Endlich hob der Hund das Bein, pinkelte gegen den Strauch und trabte dann munter neben seinem Herrchen her, das mir freundlich zunickte. Ich nickte zurück und schlenderte ziellos vor dem Tor umher, als würde ich auf jemanden warten. Dabei wartete ich nur darauf, bis Herr und Hund am Ende des Blocks abbogen; rasch sah ich mich nach allen Seiten um und schob das Tor auf.

Wie jeden Nachmittag nach der Schule stapfte ich durch das wuchernde Gras, drückte die Holztür auf der Rückseite auf und tauchte ein in das Dämmerlicht des Korridors. Und wie jeden Nachmittag blieb ich in der Halle einen Augenblick lang stehen, um das Spiel aus Licht und Schatten zu bewundern, das jeden Tag ein anderes war. Heute, während sich draußen hoch oben am Himmel hauchfeine Nebelschleier ausbreiteten und den Sonnenschein filterten, stand ein sanftes Licht im Raum, durch das Buntglasfenster zartblau und hellviolett getönt. Zu den Wänden hin verdichtete es sich zu einem rauchigen Graublau, das in den dunklen Schatten oben an der Treppe verschwand. Wie in einer Traumwelt sah es hier aus und ein kleines Lächeln huschte über mein Gesicht.
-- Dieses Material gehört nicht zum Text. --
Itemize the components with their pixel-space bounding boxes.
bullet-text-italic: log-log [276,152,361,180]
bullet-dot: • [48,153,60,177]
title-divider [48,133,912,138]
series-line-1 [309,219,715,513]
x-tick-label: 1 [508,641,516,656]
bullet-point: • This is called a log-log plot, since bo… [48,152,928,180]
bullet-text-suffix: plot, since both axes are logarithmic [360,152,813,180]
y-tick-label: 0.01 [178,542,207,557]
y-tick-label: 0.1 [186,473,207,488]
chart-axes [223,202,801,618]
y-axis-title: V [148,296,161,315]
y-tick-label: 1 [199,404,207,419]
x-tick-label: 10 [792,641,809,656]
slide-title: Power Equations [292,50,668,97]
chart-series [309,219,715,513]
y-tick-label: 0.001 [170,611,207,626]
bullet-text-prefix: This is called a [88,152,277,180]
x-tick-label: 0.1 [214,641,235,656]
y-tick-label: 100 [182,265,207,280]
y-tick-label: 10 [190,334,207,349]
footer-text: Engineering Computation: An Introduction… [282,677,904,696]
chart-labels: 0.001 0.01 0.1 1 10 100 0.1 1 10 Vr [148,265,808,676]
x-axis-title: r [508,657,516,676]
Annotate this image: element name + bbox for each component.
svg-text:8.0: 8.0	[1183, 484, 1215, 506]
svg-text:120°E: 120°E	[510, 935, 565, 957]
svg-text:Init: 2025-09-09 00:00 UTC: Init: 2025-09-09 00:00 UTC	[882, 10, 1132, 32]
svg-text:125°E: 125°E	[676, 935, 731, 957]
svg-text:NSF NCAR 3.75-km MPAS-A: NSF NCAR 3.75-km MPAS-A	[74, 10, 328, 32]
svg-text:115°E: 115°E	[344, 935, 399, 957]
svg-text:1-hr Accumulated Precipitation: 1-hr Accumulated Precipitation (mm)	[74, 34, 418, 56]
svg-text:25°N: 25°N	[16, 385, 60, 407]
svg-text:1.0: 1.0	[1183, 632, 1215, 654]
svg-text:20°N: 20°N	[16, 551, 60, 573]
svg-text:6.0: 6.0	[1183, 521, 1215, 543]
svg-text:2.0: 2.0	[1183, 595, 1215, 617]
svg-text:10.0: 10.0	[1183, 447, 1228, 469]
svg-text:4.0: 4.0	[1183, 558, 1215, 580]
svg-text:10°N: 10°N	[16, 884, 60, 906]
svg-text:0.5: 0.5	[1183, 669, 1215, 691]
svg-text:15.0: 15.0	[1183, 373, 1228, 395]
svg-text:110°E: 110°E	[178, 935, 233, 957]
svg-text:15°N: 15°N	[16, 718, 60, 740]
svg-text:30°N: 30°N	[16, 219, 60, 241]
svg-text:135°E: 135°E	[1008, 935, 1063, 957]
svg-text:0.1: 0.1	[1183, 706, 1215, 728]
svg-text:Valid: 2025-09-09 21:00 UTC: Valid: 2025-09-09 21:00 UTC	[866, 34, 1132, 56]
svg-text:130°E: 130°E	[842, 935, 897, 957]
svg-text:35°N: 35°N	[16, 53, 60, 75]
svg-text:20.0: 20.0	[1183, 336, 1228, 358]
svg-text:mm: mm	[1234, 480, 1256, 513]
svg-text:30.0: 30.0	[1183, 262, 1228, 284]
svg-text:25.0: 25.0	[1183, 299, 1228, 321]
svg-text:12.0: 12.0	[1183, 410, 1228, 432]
Unter dem gegenüberliegenden Fenster schlüpfte ich aus den Gurten und setzte meinen Rucksack ab, der elend schwer war wegen der paar Flaschen Cola light, die ich zusammen mit einer Rolle Kekse noch schnell auf dem Weg hierher bei Chico’s gekauft hatte. Ich bückte mich, löste die Schnürsenkel meiner Sneakers und zog sie aus, bevor ich mich mit einem zufriedenen Aufseufzen im Schneidersitz hinhockte. Mit einer Hand streichelte ich den weichen Stoff, auf dem ich saß – meine türkisblaue Lieblingsdecke von zu Hause, die in einer Umzugskiste an Bord des Containerschiffs nach mir in Amerika angekommen und mit einem kleinen Umweg über meinen Kleiderschrank hierhergewandert war. Das war das Beste an jedem Tag unter der Woche: hierherzukommen und hier zu sitzen. Allein und doch nicht allein, in der Gesellschaft dieses alten, leeren, stillen Hauses.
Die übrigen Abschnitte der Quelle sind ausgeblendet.